U.S. nonfarm productivity fell more sharply than initially thought in the first quarter, leading to a jump in labor-related production costs, a trend that could ignite inflation if sustained.
Other data on Thursday showed the labor market tightening, with first-time applications for unemployment aid falling slightly more than expected last week and the number of people on benefit rolls hitting the lowest level since 2000.
The data likely keep the Federal Reserve on track to raise interest rates later this year.
Productivity fell at a 3.1 percent annual rate instead of the previously reported 1.9 percent pace, the Labor Department said. That was the first back-to-back fall in productivity since 2006.
U.S. stock index futures and the dollar trimmed losses after the data. Prices for U.S. Treasuries were slightly higher.
The productivity decline mirrors the economy's dismal performance in the first quarter, when output contracted at a 0.7 percent rate.
Given that temporary factors contributed to the decline in output, the drop in productivity could be overstated and a rebound is likely in the second half of the year.
Still, weak productivity suggests that the economy's potential growth could be lower than the 1.5 percent to 2.0 percent pace economists currently estimate.
Economists also say muted productivity growth, if sustained, raises the risk of a faster pick-up in inflation that would require more aggressive interest rate increases than the Federal Reserve and financial markets currently anticipate.
Productivity rose only 0.3 percent from a year ago. Workers put in slightly fewer hours in the first quarter than previously estimated. Hours increased at a 1.6 percent rate instead of the previously reported 1.7 percent pace.
With output declining at a 1.6 percent pace, unit labor costs increased at an upwardly revised 6.7 percent rate in the first quarter, the fastest pace since the first quarter of 2014.
Unit labor costs, the price of labor per single unit of output, were previously reported to have increased at a 5.0 percent rate. Unit labor costs rose at a 1.8 percent pace compared to the first quarter of 2014, a sign that wage inflation is benign for now.
Compensation per hour increased at a 3.3 percent rate in the first quarter of 2015, instead of the previously reported 3.1 percent pace. Wage growth looks set to pick up as the labor market tightens.

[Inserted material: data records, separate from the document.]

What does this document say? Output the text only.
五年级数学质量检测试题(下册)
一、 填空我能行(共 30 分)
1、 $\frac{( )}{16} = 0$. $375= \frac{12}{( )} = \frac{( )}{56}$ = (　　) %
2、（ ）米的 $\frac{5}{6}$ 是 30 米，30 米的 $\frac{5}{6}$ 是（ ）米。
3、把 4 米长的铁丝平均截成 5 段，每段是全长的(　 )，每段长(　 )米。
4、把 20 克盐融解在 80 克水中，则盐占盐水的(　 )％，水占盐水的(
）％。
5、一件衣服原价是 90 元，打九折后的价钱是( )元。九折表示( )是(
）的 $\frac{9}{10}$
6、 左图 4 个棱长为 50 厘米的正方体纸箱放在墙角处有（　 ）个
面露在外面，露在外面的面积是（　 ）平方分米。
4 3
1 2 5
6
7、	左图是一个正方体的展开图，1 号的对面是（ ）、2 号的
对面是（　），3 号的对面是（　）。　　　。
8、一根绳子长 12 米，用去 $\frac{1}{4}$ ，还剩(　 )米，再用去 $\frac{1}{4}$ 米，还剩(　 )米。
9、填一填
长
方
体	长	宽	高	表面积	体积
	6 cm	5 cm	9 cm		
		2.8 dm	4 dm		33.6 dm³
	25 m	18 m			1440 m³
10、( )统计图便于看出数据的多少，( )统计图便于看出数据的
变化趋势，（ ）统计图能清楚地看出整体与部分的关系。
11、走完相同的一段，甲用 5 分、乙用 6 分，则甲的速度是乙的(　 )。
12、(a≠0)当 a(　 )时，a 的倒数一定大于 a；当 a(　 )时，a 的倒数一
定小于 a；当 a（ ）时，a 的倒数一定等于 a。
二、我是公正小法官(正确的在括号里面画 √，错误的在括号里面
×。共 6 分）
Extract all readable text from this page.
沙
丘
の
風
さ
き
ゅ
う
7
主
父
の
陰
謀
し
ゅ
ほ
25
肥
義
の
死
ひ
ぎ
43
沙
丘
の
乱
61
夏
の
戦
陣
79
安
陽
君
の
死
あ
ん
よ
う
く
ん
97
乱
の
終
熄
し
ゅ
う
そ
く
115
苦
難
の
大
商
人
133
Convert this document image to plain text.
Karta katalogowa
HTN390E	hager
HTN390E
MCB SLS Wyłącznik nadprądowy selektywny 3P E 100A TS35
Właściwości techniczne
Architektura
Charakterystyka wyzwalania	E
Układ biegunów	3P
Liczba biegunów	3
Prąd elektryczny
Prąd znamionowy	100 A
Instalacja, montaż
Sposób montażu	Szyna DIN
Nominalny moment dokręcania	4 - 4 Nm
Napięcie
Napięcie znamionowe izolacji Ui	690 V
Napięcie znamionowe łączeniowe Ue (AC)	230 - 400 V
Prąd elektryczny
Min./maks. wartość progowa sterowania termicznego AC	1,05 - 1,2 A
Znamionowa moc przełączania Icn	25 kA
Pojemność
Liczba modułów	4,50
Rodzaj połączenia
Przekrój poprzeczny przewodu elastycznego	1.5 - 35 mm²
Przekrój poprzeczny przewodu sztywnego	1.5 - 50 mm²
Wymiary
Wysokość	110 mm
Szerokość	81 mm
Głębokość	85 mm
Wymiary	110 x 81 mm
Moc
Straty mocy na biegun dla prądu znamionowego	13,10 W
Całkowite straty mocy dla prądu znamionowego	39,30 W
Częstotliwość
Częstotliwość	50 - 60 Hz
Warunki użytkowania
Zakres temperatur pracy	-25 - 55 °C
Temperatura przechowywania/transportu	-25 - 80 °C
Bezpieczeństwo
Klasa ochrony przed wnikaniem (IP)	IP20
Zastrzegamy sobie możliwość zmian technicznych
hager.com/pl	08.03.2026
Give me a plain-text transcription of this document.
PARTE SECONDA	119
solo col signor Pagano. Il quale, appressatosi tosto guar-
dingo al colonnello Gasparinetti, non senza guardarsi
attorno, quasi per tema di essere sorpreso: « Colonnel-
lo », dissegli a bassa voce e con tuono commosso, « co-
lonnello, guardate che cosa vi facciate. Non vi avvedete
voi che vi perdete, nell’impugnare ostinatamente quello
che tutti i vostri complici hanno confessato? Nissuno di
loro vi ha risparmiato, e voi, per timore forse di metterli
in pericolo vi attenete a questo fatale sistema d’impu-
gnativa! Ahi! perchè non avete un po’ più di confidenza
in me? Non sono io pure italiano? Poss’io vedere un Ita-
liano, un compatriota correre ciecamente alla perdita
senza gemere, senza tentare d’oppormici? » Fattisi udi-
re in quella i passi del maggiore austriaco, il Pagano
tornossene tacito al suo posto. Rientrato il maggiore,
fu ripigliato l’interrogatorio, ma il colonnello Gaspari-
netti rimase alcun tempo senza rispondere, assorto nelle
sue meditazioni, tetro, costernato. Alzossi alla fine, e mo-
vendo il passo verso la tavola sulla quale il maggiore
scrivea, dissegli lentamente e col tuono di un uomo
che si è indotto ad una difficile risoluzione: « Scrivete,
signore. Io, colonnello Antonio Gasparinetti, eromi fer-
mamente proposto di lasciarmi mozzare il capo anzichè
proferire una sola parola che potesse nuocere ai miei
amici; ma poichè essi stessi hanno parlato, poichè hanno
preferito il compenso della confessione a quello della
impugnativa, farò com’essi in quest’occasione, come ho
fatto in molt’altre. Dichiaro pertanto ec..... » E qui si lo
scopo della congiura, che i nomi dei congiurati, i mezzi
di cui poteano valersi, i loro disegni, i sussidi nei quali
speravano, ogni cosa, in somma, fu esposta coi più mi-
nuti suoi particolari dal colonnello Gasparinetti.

In another report, the Labor Department said Initial claims for state unemployment benefits dropped 8,000 to a seasonally adjusted 276,000 for the week ended May 30. It was the 13th straight week that claims held below the 300,000 threshold, which is usually associated with a strengthening labor market.
Economists had forecast claims falling last week to 279,000.
The tightening jobs market underscores the economy's solid fundamentals even though growth is struggling to regain steam after output contracted in the first quarter.
The economy got off to slow start in the second quarter in part because a strong dollar and spending cuts in the energy sector constrained manufacturing activity.
There are, however, signs of some pick-up, with data this week showing a surge in automobile sales in May and gains in factory activity last month for the first time since November. In addition, the trade deficit narrowed sharply in April and construction spending hit its highest level since November 2008.
Last week's claims report has no bearing on May's employment report, which is due for release on Friday, as it falls outside the survey period.
Still, the claims data suggest another month of solid job growth. According to a Reuters survey of economists, nonfarm payrolls likely increased 225,000 last month after rising 223,000 in April.
Thursday's claims report showed the number of people still receiving benefits after an initial week of aid fell to its lowest level since November 2000.